Media Release - Canberra Deserves Best Practice Building Reforms
Master Builders ACT has today released its building quality policy, calling on all candidates to deliver Canberra a best practice building regulatory system which holds all building practitioners to account, supports good quality operators, and makes industry training the centrepiece of improving building standards.
Master Builders ACT CEO Michael Hopkins said, “Canberrans deserve a best practice building regulatory system.”
“In a recent MBA survey of the ACT community on building quality, 55% reported that they are dissatisfied or very dissatisfied with the ACT Government reform process over the past 5 years. Only 17% were satisfied with the reform process,” he said.

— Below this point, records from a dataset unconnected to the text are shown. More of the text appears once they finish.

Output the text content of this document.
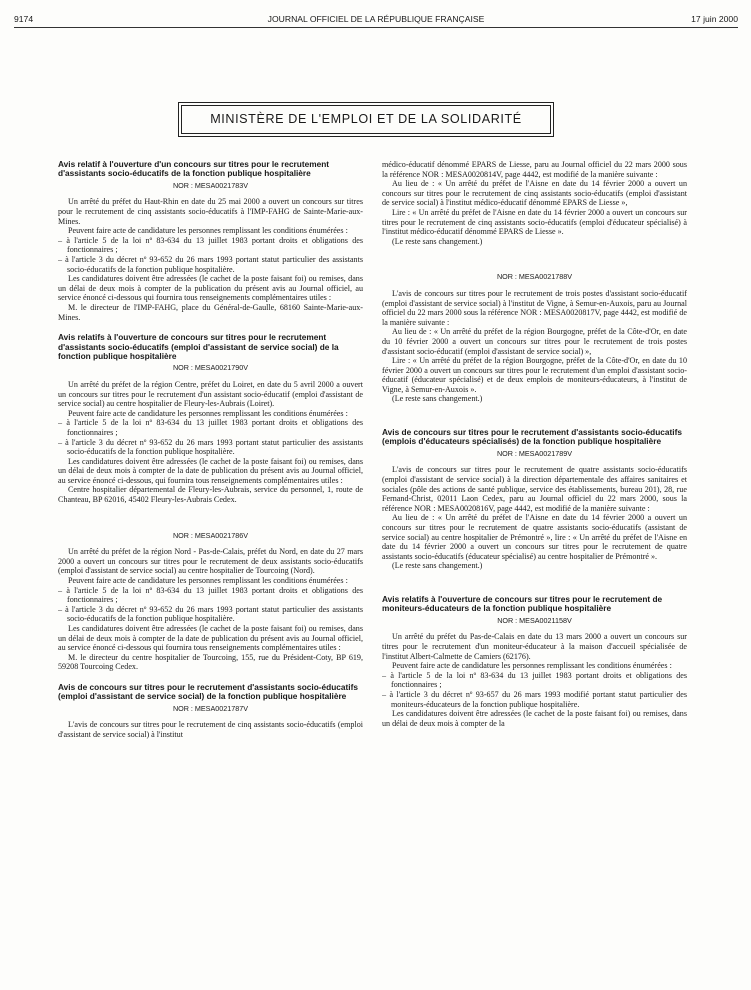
9174	JOURNAL OFFICIEL DE LA RÉPUBLIQUE FRANÇAISE	17 juin 2000
MINISTÈRE DE L'EMPLOI ET DE LA SOLIDARITÉ
Avis relatif à l'ouverture d'un concours sur titres pour le recrutement d'assistants socio-éducatifs de la fonction publique hospitalière
NOR : MESA0021783V

Un arrêté du préfet du Haut-Rhin en date du 25 mai 2000 a ouvert un concours sur titres pour le recrutement de cinq assistants socio-éducatifs à l'IMP-FAHG de Sainte-Marie-aux-Mines.

Peuvent faire acte de candidature les personnes remplissant les conditions énumérées :

– à l'article 5 de la loi nº 83-634 du 13 juillet 1983 portant droits et obligations des fonctionnaires ;
– à l'article 3 du décret nº 93-652 du 26 mars 1993 portant statut particulier des assistants socio-éducatifs de la fonction publique hospitalière.

Les candidatures doivent être adressées (le cachet de la poste faisant foi) ou remises, dans un délai de deux mois à compter de la publication du présent avis au Journal officiel, au service énoncé ci-dessous qui fournira tous renseignements complémentaires utiles :

M. le directeur de l'IMP-FAHG, place du Général-de-Gaulle, 68160 Sainte-Marie-aux-Mines.

Avis relatifs à l'ouverture de concours sur titres pour le recrutement d'assistants socio-éducatifs (emploi d'assistant de service social) de la fonction publique hospitalière
NOR : MESA0021790V

Un arrêté du préfet de la région Centre, préfet du Loiret, en date du 5 avril 2000 a ouvert un concours sur titres pour le recrutement d'un assistant socio-éducatif (emploi d'assistant de service social) au centre hospitalier de Fleury-les-Aubrais (Loiret).

Peuvent faire acte de candidature les personnes remplissant les conditions énumérées :

– à l'article 5 de la loi nº 83-634 du 13 juillet 1983 portant droits et obligations des fonctionnaires ;
– à l'article 3 du décret nº 93-652 du 26 mars 1993 portant statut particulier des assistants socio-éducatifs de la fonction publique hospitalière.

Les candidatures doivent être adressées (le cachet de la poste faisant foi) ou remises, dans un délai de deux mois à compter de la date de publication du présent avis au Journal officiel, au service énoncé ci-dessous, qui fournira tous renseignements complémentaires utiles :

Centre hospitalier départemental de Fleury-les-Aubrais, service du personnel, 1, route de Chanteau, BP 62016, 45402 Fleury-les-Aubrais Cedex.

NOR : MESA0021786V

Un arrêté du préfet de la région Nord - Pas-de-Calais, préfet du Nord, en date du 27 mars 2000 a ouvert un concours sur titres pour le recrutement de deux assistants socio-éducatifs (emploi d'assistant de service social) au centre hospitalier de Tourcoing (Nord).

Peuvent faire acte de candidature les personnes remplissant les conditions énumérées :

– à l'article 5 de la loi nº 83-634 du 13 juillet 1983 portant droits et obligations des fonctionnaires ;
– à l'article 3 du décret nº 93-652 du 26 mars 1993 portant statut particulier des assistants socio-éducatifs de la fonction publique hospitalière.

Les candidatures doivent être adressées (le cachet de la poste faisant foi) ou remises, dans un délai de deux mois à compter de la date de publication du présent avis au Journal officiel, au service énoncé ci-dessous qui fournira tous renseignements complémentaires utiles :

M. le directeur du centre hospitalier de Tourcoing, 155, rue du Président-Coty, BP 619, 59208 Tourcoing Cedex.

Avis de concours sur titres pour le recrutement d'assistants socio-éducatifs (emploi d'assistant de service social) de la fonction publique hospitalière
NOR : MESA0021787V

L'avis de concours sur titres pour le recrutement de cinq assistants socio-éducatifs (emploi d'assistant de service social) à l'institut

médico-éducatif dénommé EPARS de Liesse, paru au Journal officiel du 22 mars 2000 sous la référence NOR : MESA0020814V, page 4442, est modifié de la manière suivante :

Au lieu de : « Un arrêté du préfet de l'Aisne en date du 14 février 2000 a ouvert un concours sur titres pour le recrutement de cinq assistants socio-éducatifs (emploi d'assistant de service social) à l'institut médico-éducatif dénommé EPARS de Liesse »,

Lire : « Un arrêté du préfet de l'Aisne en date du 14 février 2000 a ouvert un concours sur titres pour le recrutement de cinq assistants socio-éducatifs (emploi d'éducateur spécialisé) à l'institut médico-éducatif dénommé EPARS de Liesse ».

(Le reste sans changement.)

NOR : MESA0021788V

L'avis de concours sur titres pour le recrutement de trois postes d'assistant socio-éducatif (emploi d'assistant de service social) à l'institut de Vigne, à Semur-en-Auxois, paru au Journal officiel du 22 mars 2000 sous la référence NOR : MESA0020817V, page 4442, est modifié de la manière suivante :

Au lieu de : « Un arrêté du préfet de la région Bourgogne, préfet de la Côte-d'Or, en date du 10 février 2000 a ouvert un concours sur titres pour le recrutement de trois postes d'assistant socio-éducatif (emploi d'assistant de service social) »,

Lire : « Un arrêté du préfet de la région Bourgogne, préfet de la Côte-d'Or, en date du 10 février 2000 a ouvert un concours sur titres pour le recrutement d'un emploi d'assistant socio-éducatif (éducateur spécialisé) et de deux emplois de moniteurs-éducateurs, à l'institut de Vigne, à Semur-en-Auxois ».

(Le reste sans changement.)

Avis de concours sur titres pour le recrutement d'assistants socio-éducatifs (emplois d'éducateurs spécialisés) de la fonction publique hospitalière
NOR : MESA0021789V

L'avis de concours sur titres pour le recrutement de quatre assistants socio-éducatifs (emploi d'assistant de service social) à la direction départementale des affaires sanitaires et sociales (pôle des actions de santé publique, service des établissements, bureau 201), 28, rue Fernand-Christ, 02011 Laon Cedex, paru au Journal officiel du 22 mars 2000, sous la référence NOR : MESA0020816V, page 4442, est modifié de la manière suivante :

Au lieu de : « Un arrêté du préfet de l'Aisne en date du 14 février 2000 a ouvert un concours sur titres pour le recrutement de quatre assistants socio-éducatifs (assistant de service social) au centre hospitalier de Prémontré », lire : « Un arrêté du préfet de l'Aisne en date du 14 février 2000 a ouvert un concours sur titres pour le recrutement de quatre assistants socio-éducatifs (éducateur spécialisé) au centre hospitalier de Prémontré ».

(Le reste sans changement.)

Avis relatifs à l'ouverture de concours sur titres pour le recrutement de moniteurs-éducateurs de la fonction publique hospitalière
NOR : MESA0021158V

Un arrêté du préfet du Pas-de-Calais en date du 13 mars 2000 a ouvert un concours sur titres pour le recrutement d'un moniteur-éducateur à la maison d'accueil spécialisée de l'institut Albert-Calmette de Camiers (62176).

Peuvent faire acte de candidature les personnes remplissant les conditions énumérées :

– à l'article 5 de la loi nº 83-634 du 13 juillet 1983 portant droits et obligations des fonctionnaires ;
– à l'article 3 du décret nº 93-657 du 26 mars 1993 modifié portant statut particulier des moniteurs-éducateurs de la fonction publique hospitalière.

Les candidatures doivent être adressées (le cachet de la poste faisant foi) ou remises, dans un délai de deux mois à compter de la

Mr Hopkins said, “The survey confirmed that building quality is a key election issue, with 97% saying building quality is very important or extremely important to them, and two-thirds of respondents said the policies of candidates would influence how they vote in the October election.”
“89% of respondents said they support the establishment of an ACT Building Commission to coordinate, guide and prioritise ACT building reforms and enforcement,” he said.
Mr Hopkins said, “After more than a decade of campaigning for better building quality by the MBA, it is disappointing that regulators have failed to act on building industry expert recommendations to improve the building regulatory system, and unscrupulous operators continue to be licensed by the ACT Government.”
“In 2018 all State and Territory Building Ministers agreed to implement the 24 recommendations of the expert Shergold Weir Building Confidence Report. Two years later progress in the ACT has been slow,” he said.
Mr Hopkins said, “The progress on building reforms in the New South Wales provides a stark contrast with progress in the ACT.”
“The NSW Government has appointed a Building Commissioner who is empowered to lead the NSW reform process. The NSW Commissioner has set about restoring confidence in the sector by holding practitioners to account, supporting good quality operators, implementing licensing reforms and dealing with the problem of illegal phoenixing. All of this has occurred with a high level of consultation and engagement with the building industry,” he said.
Mr Hopkins said, “While the impacts of poor building quality on the community are well documented, the actions of a few unscrupulous operators have a significant impact on the majority of good quality local builders, subcontractors and building professionals.”
“Unless everyone plays by the rules, gets paid on time and acts fairly, the many good quality local businesses cannot fairly compete with those few operators willing to cut corners on quality, safety and commercial conduct,” he said.
Mr Hopkins said, “The MBA also wants industry training to be recognised as an important part of the building quality solution.”
“Apprentices in the ACT receive first class training, however once qualified the ACT building system doesn’t insist that practitioners maintain and improve their knowledge over their career,” he said.
Mr Hopkins said, “Many MBA members voluntarily commit to ongoing training for themselves and their staff, however this commitment is not universal.”
“A system of continuing professional development training has successfully been implemented in other jurisdictions and in other industries. It is time a similar system is implemented for the ACT building industry,” he said.
The MBA is calling on the next ACT Government to:
- Implement the Building Confidence Report Recommendations
- Invest in Industry Training
- Ensure Fair and Sensible Commercial Conduct, and
- Consistently Enforce the Law Across the Building Supply Chain
Mr Hopkins said, “The MBA’s building quality policy seeks to elevate the ACT building and construction industry to the best in Australia, with regulations that are consistently enforced.”
“The need to develop and implement these reforms in partnership with the local industry cannot be understated. The real knowledge of how to improve design and building quality rests with local practitioners, and this knowledge should be tapped into so that the ACT reforms are nation-leading,” he said.